L’interesse di fra’ Giocondo per Vitruvio va quindi, idealmente, a chiudere un secolo, il XV, che vede le prime manifestazioni della fondamentale collaborazione tra umanisti e artisti ai fini di una migliore comprensione della cultura tecnica degli antichi.
Testi e immagini
La conoscenza di piante, animali, minerali e razze umane trae un notevole beneficio dalla diffusione di immagini che raccontano quanto e più di pagine e pagine di testo. Un globo terrestre contiene informazioni più immediatamente riconducibili alle conoscenze di geografia che non la lettura di un trattato e i primi tentativi di classificazione delle specie animali e botaniche trarranno dalle illustrazioni un notevole beneficio, che mostrerà i suoi frutti nelle opere del secolo successivo.

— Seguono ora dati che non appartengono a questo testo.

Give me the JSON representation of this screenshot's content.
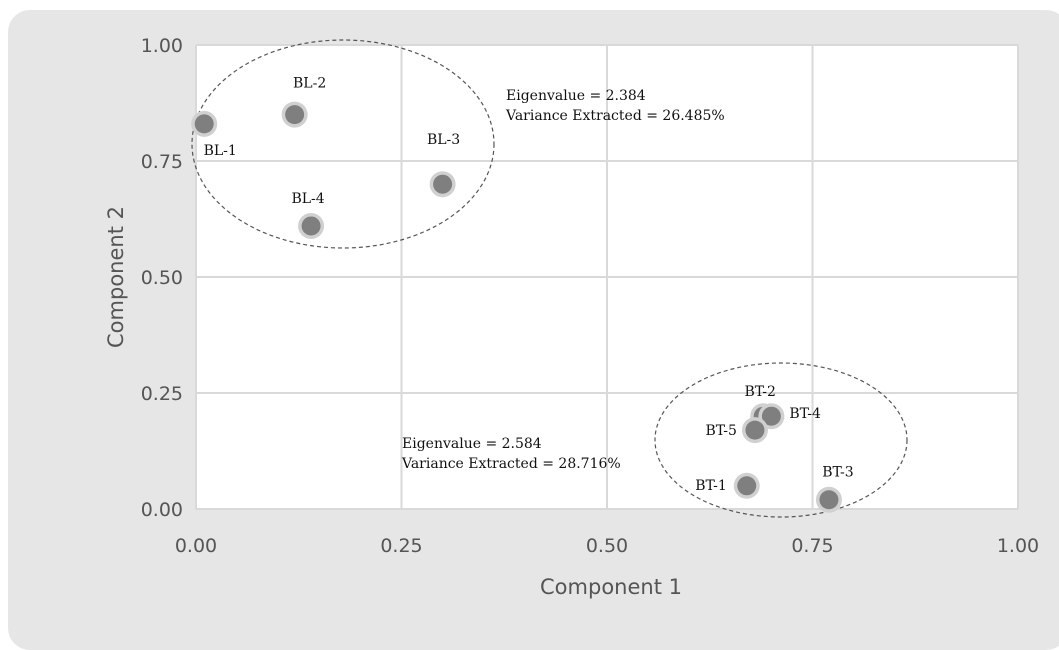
{
  "chart_data": {
    "type": "scatter",
    "title": "",
    "xlabel": "Component 1",
    "ylabel": "Component 2",
    "xlim": [
      0,
      1
    ],
    "ylim": [
      0,
      1
    ],
    "xticks": [
      "0.00",
      "0.25",
      "0.50",
      "0.75",
      "1.00"
    ],
    "yticks": [
      "0.00",
      "0.25",
      "0.50",
      "0.75",
      "1.00"
    ],
    "grid": true,
    "legend": "none",
    "marker_color": "#7f7f7f",
    "marker_halo_color": "#d0d0d0",
    "points": [
      {
        "label": "BL-1",
        "x": 0.01,
        "y": 0.83
      },
      {
        "label": "BL-2",
        "x": 0.12,
        "y": 0.85
      },
      {
        "label": "BL-3",
        "x": 0.3,
        "y": 0.7
      },
      {
        "label": "BL-4",
        "x": 0.14,
        "y": 0.61
      },
      {
        "label": "BT-1",
        "x": 0.67,
        "y": 0.05
      },
      {
        "label": "BT-2",
        "x": 0.69,
        "y": 0.2
      },
      {
        "label": "BT-3",
        "x": 0.77,
        "y": 0.02
      },
      {
        "label": "BT-4",
        "x": 0.7,
        "y": 0.2
      },
      {
        "label": "BT-5",
        "x": 0.68,
        "y": 0.17
      }
    ],
    "annotations": [
      {
        "group": "BL",
        "eigenvalue": "Eigenvalue = 2.384",
        "variance": "Variance Extracted = 26.485%"
      },
      {
        "group": "BT",
        "eigenvalue": "Eigenvalue = 2.584",
        "variance": "Variance Extracted = 28.716%"
      }
    ]
  }
}
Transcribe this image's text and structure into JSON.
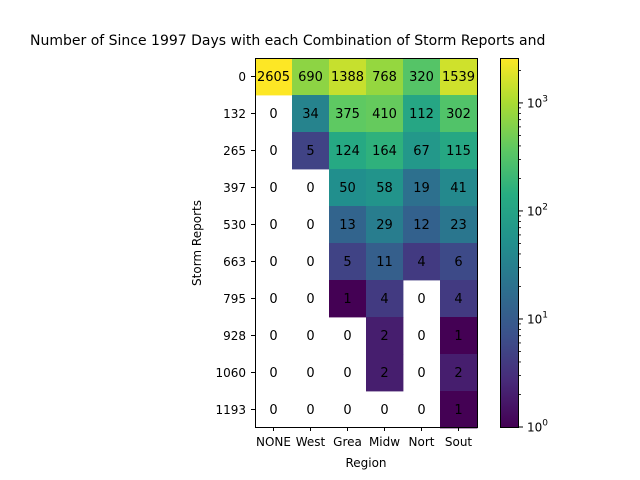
{
  "chart_data": {
    "type": "heatmap",
    "title": "Number of Since 1997 Days with each Combination of Storm Reports and",
    "xlabel": "Region",
    "ylabel": "Storm Reports",
    "x_tick_labels": [
      "NONE",
      "West",
      "Grea",
      "Midw",
      "Nort",
      "Sout"
    ],
    "y_tick_labels": [
      "0",
      "132",
      "265",
      "397",
      "530",
      "663",
      "795",
      "928",
      "1060",
      "1193"
    ],
    "values": [
      [
        2605,
        690,
        1388,
        768,
        320,
        1539
      ],
      [
        0,
        34,
        375,
        410,
        112,
        302
      ],
      [
        0,
        5,
        124,
        164,
        67,
        115
      ],
      [
        0,
        0,
        50,
        58,
        19,
        41
      ],
      [
        0,
        0,
        13,
        29,
        12,
        23
      ],
      [
        0,
        0,
        5,
        11,
        4,
        6
      ],
      [
        0,
        0,
        1,
        4,
        0,
        4
      ],
      [
        0,
        0,
        0,
        2,
        0,
        1
      ],
      [
        0,
        0,
        0,
        2,
        0,
        2
      ],
      [
        0,
        0,
        0,
        0,
        0,
        1
      ]
    ],
    "color_scale": "log",
    "colormap": "viridis",
    "vmin": 1,
    "vmax": 2605,
    "zero_cells": "blank (white)",
    "colorbar": {
      "ticks": [
        1,
        10,
        100,
        1000
      ],
      "tick_labels": [
        "10^0",
        "10^1",
        "10^2",
        "10^3"
      ]
    },
    "grid": false,
    "legend": "colorbar at right"
  }
}
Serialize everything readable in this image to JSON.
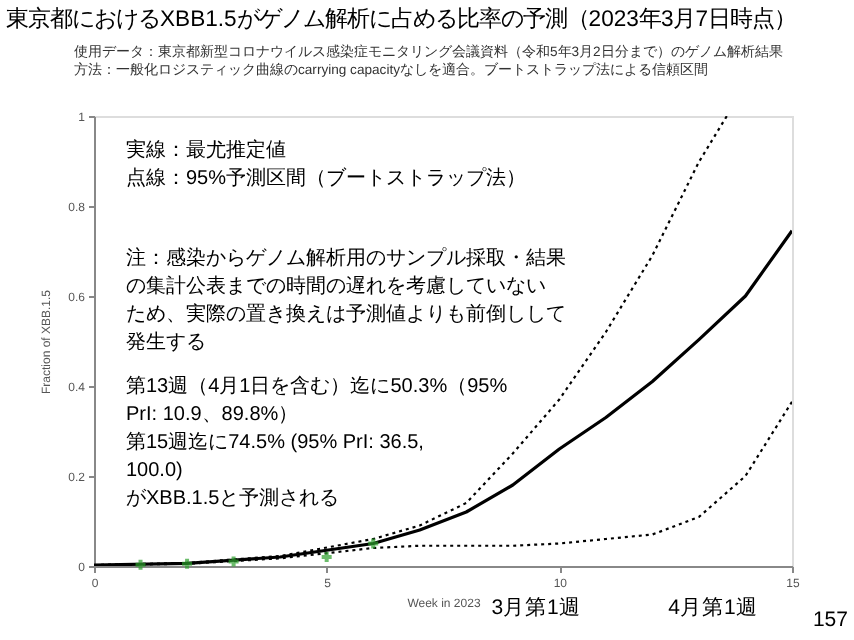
{
  "chart_data": {
    "type": "line",
    "title": "東京都におけるXBB1.5がゲノム解析に占める比率の予測（2023年3月7日時点）",
    "subtitle": "使用データ：東京都新型コロナウイルス感染症モニタリング会議資料（令和5年3月2日分まで）のゲノム解析結果",
    "xlabel": "Week in 2023",
    "ylabel": "Fraction of XBB.1.5",
    "xlim": [
      0,
      15
    ],
    "xticks": [
      0,
      5,
      10,
      15
    ],
    "ylim": [
      0,
      1
    ],
    "yticks": [
      0,
      0.2,
      0.4,
      0.6,
      0.8,
      1
    ],
    "grid": false,
    "legend": false,
    "series": [
      {
        "line_style": "solid",
        "color": "#000000",
        "x": [
          0,
          2,
          4,
          6,
          7,
          8,
          9,
          10,
          11,
          12,
          13,
          14,
          15
        ],
        "values": [
          0.002,
          0.006,
          0.02,
          0.05,
          0.08,
          0.12,
          0.18,
          0.26,
          0.33,
          0.41,
          0.503,
          0.6,
          0.745
        ]
      },
      {
        "line_style": "dotted",
        "color": "#000000",
        "x": [
          0,
          2,
          4,
          6,
          7,
          8,
          9,
          10,
          11,
          12,
          13,
          13.6
        ],
        "values": [
          0.002,
          0.007,
          0.022,
          0.06,
          0.09,
          0.14,
          0.25,
          0.37,
          0.52,
          0.69,
          0.898,
          1
        ]
      },
      {
        "line_style": "dotted",
        "color": "#000000",
        "x": [
          0,
          2,
          4,
          6,
          7,
          8,
          9,
          10,
          11,
          12,
          13,
          14,
          15
        ],
        "values": [
          0.002,
          0.005,
          0.017,
          0.04,
          0.045,
          0.045,
          0.045,
          0.05,
          0.06,
          0.07,
          0.109,
          0.2,
          0.365
        ]
      },
      {
        "type": "scatter",
        "marker": "cross",
        "color": "#2ca02c",
        "x": [
          1,
          2,
          3,
          5,
          6
        ],
        "values": [
          0.003,
          0.005,
          0.01,
          0.02,
          0.05
        ]
      }
    ],
    "annotations": [
      "方法：一般化ロジスティック曲線のcarrying capacityなしを適合。ブートストラップ法による信頼区間",
      "実線：最尤推定値",
      "点線：95%予測区間（ブートストラップ法）",
      "注：感染からゲノム解析用のサンプル採取・結果",
      "の集計公表までの時間の遅れを考慮していない",
      "ため、実際の置き換えは予測値よりも前倒しして",
      "発生する",
      "第13週（4月1日を含む）迄に50.3%（95%",
      "PrI: 10.9、89.8%）",
      "第15週迄に74.5% (95% PrI: 36.5,",
      "100.0)",
      "がXBB.1.5と予測される",
      "3月第1週",
      "4月第1週",
      "157"
    ]
  }
}
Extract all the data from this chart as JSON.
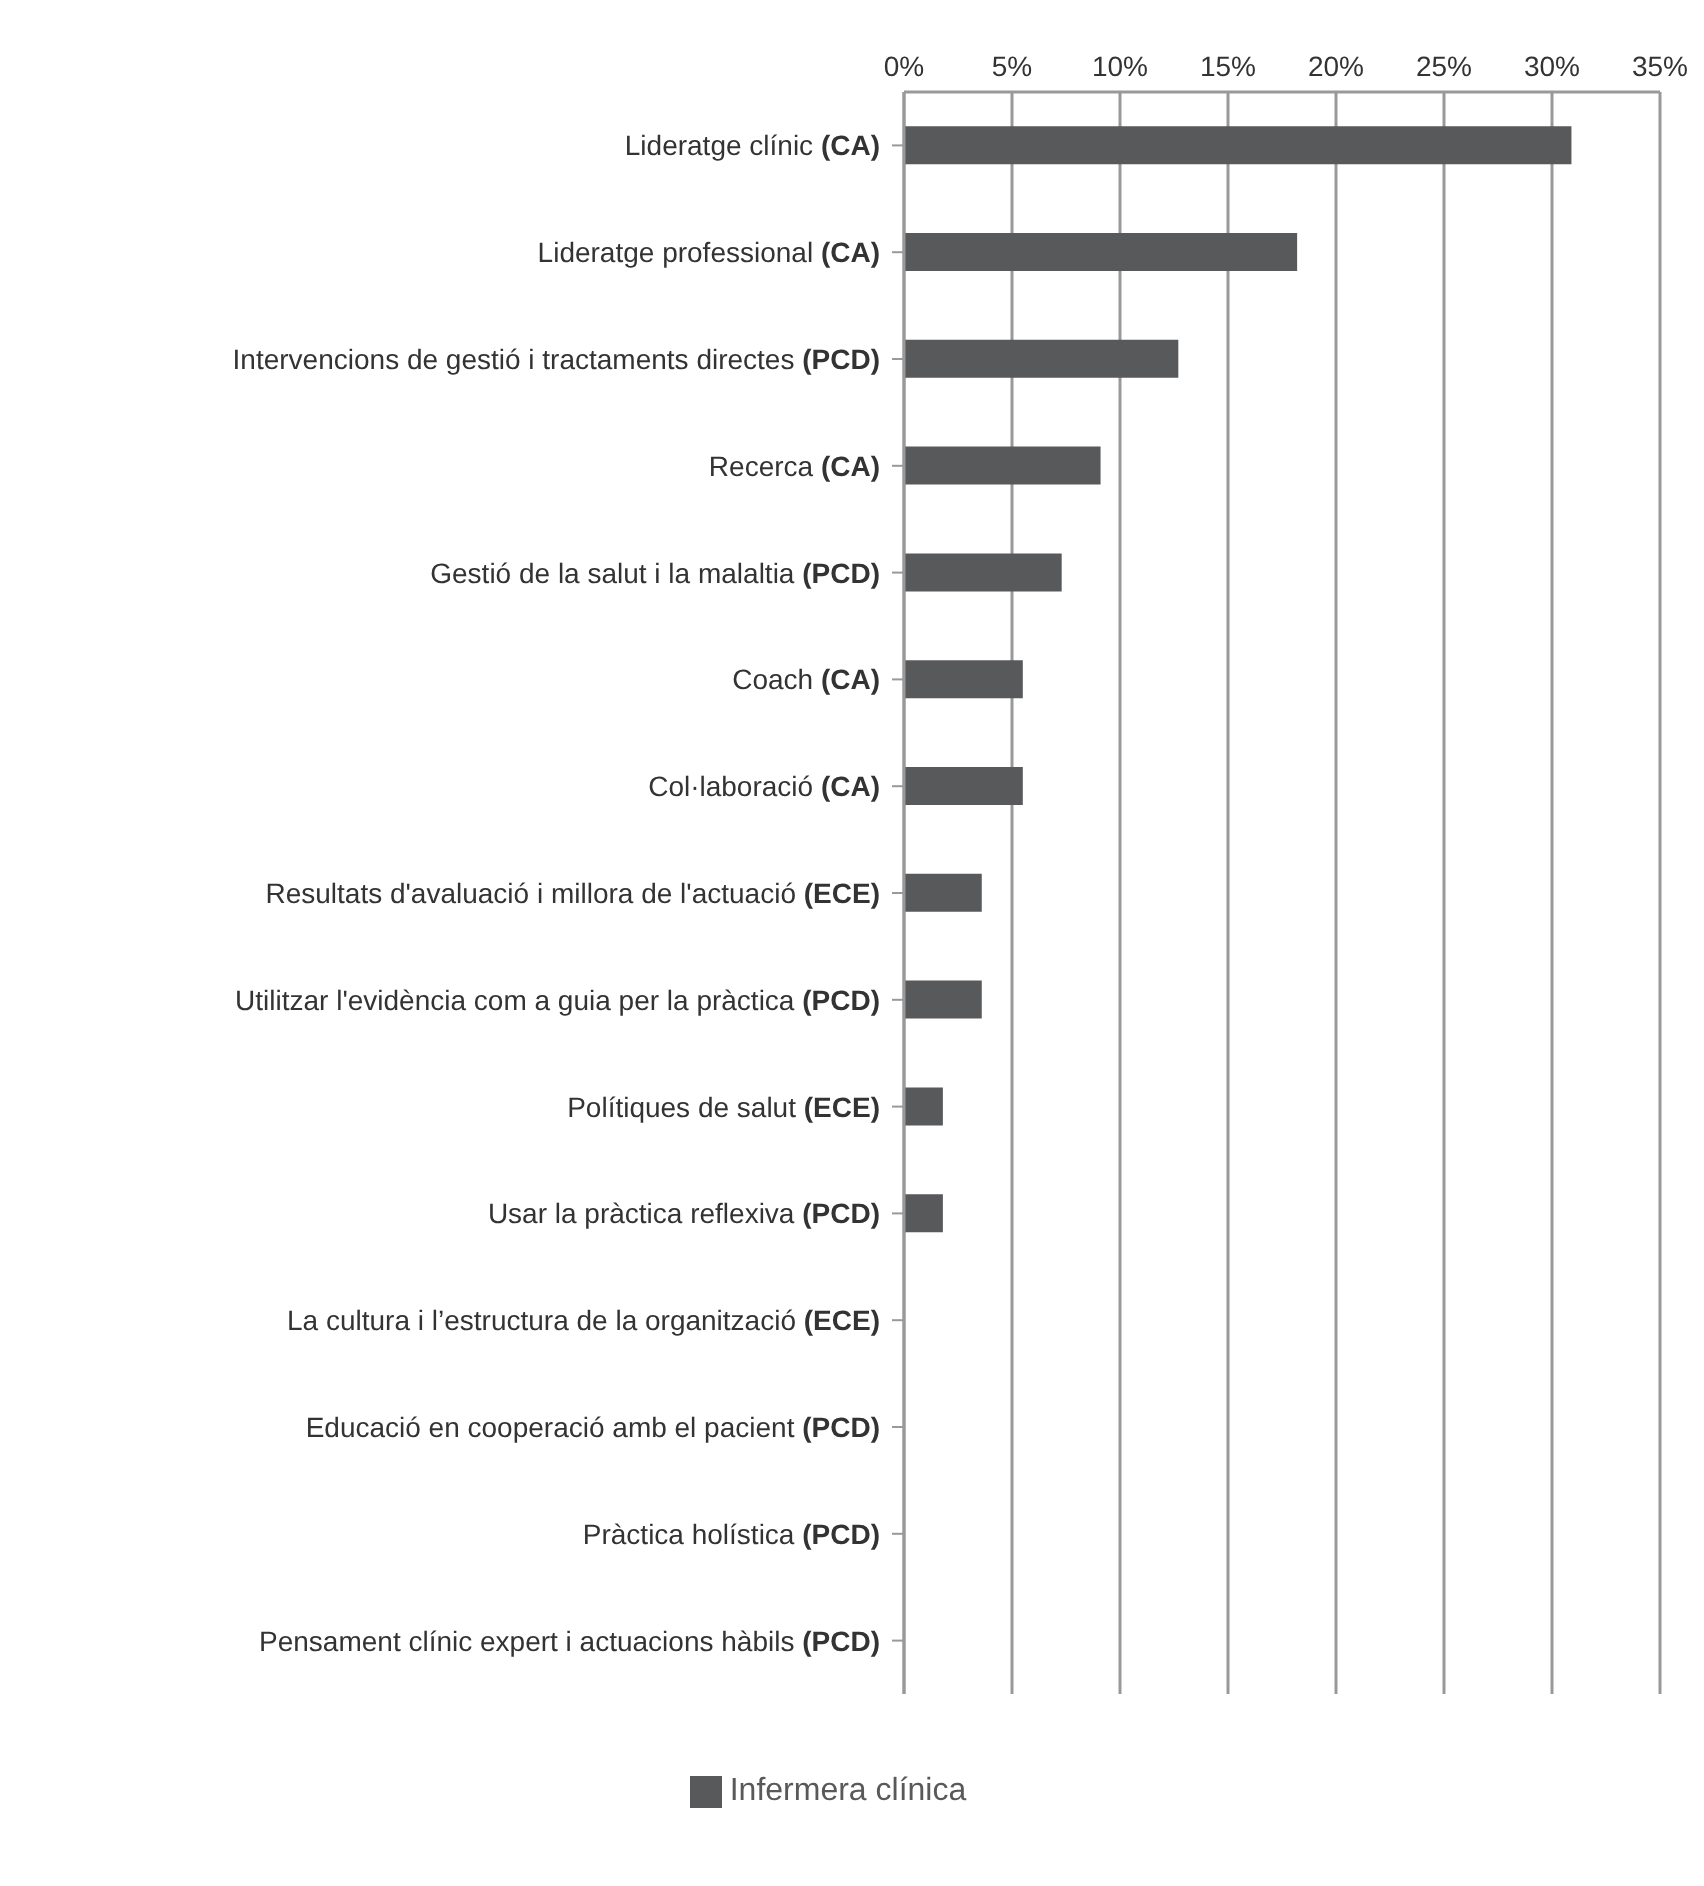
{
  "chart_data": {
    "type": "bar",
    "orientation": "horizontal",
    "categories": [
      "Lideratge clínic (CA)",
      "Lideratge professional (CA)",
      "Intervencions de gestió i tractaments directes (PCD)",
      "Recerca (CA)",
      "Gestió de la salut i la malaltia (PCD)",
      "Coach (CA)",
      "Col·laboració (CA)",
      "Resultats d'avaluació i millora de l'actuació (ECE)",
      "Utilitzar l'evidència com a guia per la pràctica (PCD)",
      "Polítiques de salut (ECE)",
      "Usar la pràctica reflexiva (PCD)",
      "La cultura i l’estructura de la organització (ECE)",
      "Educació en cooperació amb el pacient (PCD)",
      "Pràctica holística (PCD)",
      "Pensament clínic expert i actuacions hàbils (PCD)"
    ],
    "series": [
      {
        "name": "Infermera clínica",
        "color": "#58595b",
        "values": [
          30.9,
          18.2,
          12.7,
          9.1,
          7.3,
          5.5,
          5.5,
          3.6,
          3.6,
          1.8,
          1.8,
          0,
          0,
          0,
          0
        ]
      }
    ],
    "xlim": [
      0,
      35
    ],
    "xticks": [
      {
        "value": 0,
        "label": "0%"
      },
      {
        "value": 5,
        "label": "5%"
      },
      {
        "value": 10,
        "label": "10%"
      },
      {
        "value": 15,
        "label": "15%"
      },
      {
        "value": 20,
        "label": "20%"
      },
      {
        "value": 25,
        "label": "25%"
      },
      {
        "value": 30,
        "label": "30%"
      },
      {
        "value": 35,
        "label": "35%"
      }
    ],
    "grid": "x",
    "legend": "bottom"
  }
}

Guardate con occhi attenti, le rappresentazioni del cosmo e della terra che compaiono nella Cosmographia di Claudio Tolomeo – edita a Bologna nel 1477 – e disegnate da Taddeo Crivelli, la raffigurazione del corpo umano nelle tavole anatomiche del Fasciculus medicinae, pubblicato a Venezia alla fine del XV secolo, contengono più informazioni di quante se ne potevano trarre dalla meticolosa lettura dei classici.
L’illustrazione tecnica e naturalistica costituirà, soprattutto nei secoli successivi, con la maggiore affermazione del libro a stampa, un nuovo e potentissimo mezzo di comunicazione per l’approfondimento e la diffusione della pratica di scienza e tecnica. La rilevanza delle immagini nel progresso della scienza ha notevole importanza non solo nell’alimentare studi e dibattiti tra specialisti, ma anche per l’effetto di attrazione nei confronti della gente comune; le idee, le teorie scientifiche, i nuovi prodotti della tecnica possono essere comunicati alle generazioni presenti e future sia attraverso il testo scritto che attraverso le illustrazioni.